With this administration, after all their proven lies, when in doubt, assume bad faith on their part. Assuming good faith at this point is Lucy and Charlie Brown and the football, but now the football is fascism (i.e., state control of corporations, e.g., what Trump administration is doing here).

Trump has historically stiffed his contractors. Why do you think his administration would be any different with adhering to a contract?

dustinmr|1 day ago

It’s the Department of Defense

EasyMark|1 day ago

I assume those agreements were probably signed before the current fascist regime running the US government and now they want to upend the terms of said agreement to allow in more fascism to aforementioned contract.

madaxe_again|1 day ago

Yeah, but in Might v Right, well, there’s only ever one victor.

nelox|2 days ago

[deleted]

kalkin|2 days ago

It's not recent news that Anthropic has (had?) DoD contracts. This is a lot of words to write while seeming ignorant of basic facts about the situation.

fwipsy|2 days ago

This is an interesting perspective, but I think the fallout from sticking to his guns here is probably greater than the public blowback he would receive from serving the DoD. Without this specific sticking point, the public would know that Anthropic was serving the DoD, but not what specifically the model was being used for, and it would be difficult to prove it wasn't something relatively innocuous.

zephen|2 days ago

> if the directive had never been made public, would that blog post exist?

You're ignoring the sequence of events on the ground.

If there hadn't been any been any internal pushback from Anthropic, would the directive have ever been made public?

fluidcruft|2 days ago

I was pondering the same thing and to me the answer is a contractor sold something to the DoD and Anthropic pulled the rug out from under that contractor and the DoD isn't happy about losing that.

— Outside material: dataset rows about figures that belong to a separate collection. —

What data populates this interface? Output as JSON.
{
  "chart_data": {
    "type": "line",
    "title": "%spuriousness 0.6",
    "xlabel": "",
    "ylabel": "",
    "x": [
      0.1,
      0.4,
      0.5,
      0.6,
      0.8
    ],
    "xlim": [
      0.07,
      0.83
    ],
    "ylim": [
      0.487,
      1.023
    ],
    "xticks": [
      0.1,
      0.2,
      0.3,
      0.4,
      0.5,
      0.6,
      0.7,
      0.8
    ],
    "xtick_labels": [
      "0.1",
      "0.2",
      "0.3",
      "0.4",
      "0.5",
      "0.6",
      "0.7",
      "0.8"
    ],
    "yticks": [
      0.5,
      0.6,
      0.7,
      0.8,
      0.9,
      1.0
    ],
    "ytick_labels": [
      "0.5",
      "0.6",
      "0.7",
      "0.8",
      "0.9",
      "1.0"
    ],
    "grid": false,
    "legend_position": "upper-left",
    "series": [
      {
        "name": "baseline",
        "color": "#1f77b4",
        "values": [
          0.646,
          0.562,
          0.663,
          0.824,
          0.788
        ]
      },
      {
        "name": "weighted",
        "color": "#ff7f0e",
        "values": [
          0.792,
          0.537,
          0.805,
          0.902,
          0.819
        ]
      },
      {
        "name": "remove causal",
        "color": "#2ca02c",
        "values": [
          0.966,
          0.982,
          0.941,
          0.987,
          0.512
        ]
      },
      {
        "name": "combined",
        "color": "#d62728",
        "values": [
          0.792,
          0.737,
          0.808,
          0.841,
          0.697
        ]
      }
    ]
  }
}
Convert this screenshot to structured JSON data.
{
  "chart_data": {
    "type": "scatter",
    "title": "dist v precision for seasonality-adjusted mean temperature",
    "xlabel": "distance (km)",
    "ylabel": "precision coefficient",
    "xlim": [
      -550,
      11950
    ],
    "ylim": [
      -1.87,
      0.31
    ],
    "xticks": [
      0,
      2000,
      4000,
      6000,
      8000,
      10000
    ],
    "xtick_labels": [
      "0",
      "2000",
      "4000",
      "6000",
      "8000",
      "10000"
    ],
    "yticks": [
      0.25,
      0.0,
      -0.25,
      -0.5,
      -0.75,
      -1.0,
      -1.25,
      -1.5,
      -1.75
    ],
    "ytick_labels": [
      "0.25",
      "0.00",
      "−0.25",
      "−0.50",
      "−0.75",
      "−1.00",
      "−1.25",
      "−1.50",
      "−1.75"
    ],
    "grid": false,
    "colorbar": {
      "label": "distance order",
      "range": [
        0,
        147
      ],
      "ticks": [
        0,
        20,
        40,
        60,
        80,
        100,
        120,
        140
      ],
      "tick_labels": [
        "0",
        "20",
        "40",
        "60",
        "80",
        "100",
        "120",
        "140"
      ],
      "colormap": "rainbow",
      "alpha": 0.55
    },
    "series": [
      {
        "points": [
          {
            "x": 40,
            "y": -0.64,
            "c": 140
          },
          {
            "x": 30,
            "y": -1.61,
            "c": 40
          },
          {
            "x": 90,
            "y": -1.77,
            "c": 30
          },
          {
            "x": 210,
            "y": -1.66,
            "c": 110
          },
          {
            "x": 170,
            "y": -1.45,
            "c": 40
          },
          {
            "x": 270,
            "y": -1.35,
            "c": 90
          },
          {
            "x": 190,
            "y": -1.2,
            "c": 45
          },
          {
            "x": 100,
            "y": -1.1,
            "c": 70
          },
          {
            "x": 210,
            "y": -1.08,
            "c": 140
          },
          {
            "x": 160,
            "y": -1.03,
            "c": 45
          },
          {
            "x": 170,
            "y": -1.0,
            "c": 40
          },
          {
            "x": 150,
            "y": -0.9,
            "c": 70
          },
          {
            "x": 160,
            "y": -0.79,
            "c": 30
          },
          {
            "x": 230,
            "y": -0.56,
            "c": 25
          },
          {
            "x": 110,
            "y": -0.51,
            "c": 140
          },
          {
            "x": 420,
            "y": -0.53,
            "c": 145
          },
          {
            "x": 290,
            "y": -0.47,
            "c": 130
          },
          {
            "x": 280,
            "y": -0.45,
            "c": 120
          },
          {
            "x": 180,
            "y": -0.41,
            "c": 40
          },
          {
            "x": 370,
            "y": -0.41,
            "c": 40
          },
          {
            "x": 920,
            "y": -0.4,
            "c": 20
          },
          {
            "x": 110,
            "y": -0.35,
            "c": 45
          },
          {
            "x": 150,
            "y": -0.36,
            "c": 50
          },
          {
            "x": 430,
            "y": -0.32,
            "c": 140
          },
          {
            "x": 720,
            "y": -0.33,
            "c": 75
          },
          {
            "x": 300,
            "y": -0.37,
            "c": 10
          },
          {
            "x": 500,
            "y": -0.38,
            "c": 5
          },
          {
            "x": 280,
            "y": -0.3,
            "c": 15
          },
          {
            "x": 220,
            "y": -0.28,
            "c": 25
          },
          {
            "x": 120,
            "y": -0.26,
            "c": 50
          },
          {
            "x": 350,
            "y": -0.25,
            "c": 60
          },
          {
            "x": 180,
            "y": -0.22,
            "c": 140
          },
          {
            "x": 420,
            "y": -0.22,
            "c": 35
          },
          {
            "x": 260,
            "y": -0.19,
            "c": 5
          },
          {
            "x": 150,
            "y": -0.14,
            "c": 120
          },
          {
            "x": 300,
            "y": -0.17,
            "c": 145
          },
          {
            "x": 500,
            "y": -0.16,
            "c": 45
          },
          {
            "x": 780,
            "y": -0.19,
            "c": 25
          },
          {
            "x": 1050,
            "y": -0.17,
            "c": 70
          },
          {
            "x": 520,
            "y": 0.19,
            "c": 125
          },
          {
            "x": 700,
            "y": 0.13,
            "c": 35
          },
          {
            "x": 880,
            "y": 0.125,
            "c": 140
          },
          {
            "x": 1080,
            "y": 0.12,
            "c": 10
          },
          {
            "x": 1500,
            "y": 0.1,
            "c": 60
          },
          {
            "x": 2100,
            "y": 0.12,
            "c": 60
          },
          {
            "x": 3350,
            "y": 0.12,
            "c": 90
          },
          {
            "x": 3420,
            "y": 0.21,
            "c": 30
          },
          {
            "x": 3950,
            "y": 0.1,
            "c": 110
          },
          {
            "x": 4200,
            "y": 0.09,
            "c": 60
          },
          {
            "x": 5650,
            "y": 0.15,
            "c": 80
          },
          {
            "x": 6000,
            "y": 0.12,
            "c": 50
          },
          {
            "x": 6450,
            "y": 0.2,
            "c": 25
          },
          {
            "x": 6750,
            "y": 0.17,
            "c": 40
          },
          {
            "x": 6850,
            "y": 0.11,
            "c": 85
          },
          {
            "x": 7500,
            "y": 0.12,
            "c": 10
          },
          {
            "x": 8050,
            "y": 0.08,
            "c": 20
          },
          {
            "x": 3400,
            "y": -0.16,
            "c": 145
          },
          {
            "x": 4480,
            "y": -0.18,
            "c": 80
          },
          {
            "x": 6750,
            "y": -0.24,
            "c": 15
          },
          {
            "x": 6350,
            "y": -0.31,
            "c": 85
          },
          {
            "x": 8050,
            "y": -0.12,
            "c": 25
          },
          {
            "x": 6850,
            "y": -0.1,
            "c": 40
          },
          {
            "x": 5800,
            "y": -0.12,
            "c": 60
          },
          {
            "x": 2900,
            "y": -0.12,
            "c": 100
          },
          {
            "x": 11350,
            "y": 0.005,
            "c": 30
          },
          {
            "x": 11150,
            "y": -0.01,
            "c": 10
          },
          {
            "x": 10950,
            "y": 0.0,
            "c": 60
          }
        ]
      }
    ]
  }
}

My speculation is the "business records" domestic surveillance loophole Bush expanded (and that Palantir is build to service). That's usually how the government double-speaks its very real domestic surveillance programs. "It's technically not the government spying on you, it's private companies!" It's also why Hegseth can claim Anthropic is lying. It's not about direct government contracts. It's about contractors and the business records funnel.

kranke155|2 days ago

Yes, I assumed a mass surveillance Palantir program also. Interesting take on how it allows them to claim “we are not doing this” while asking Anthropic to do it.

Of course they can just say - we aren’t, Palantir is.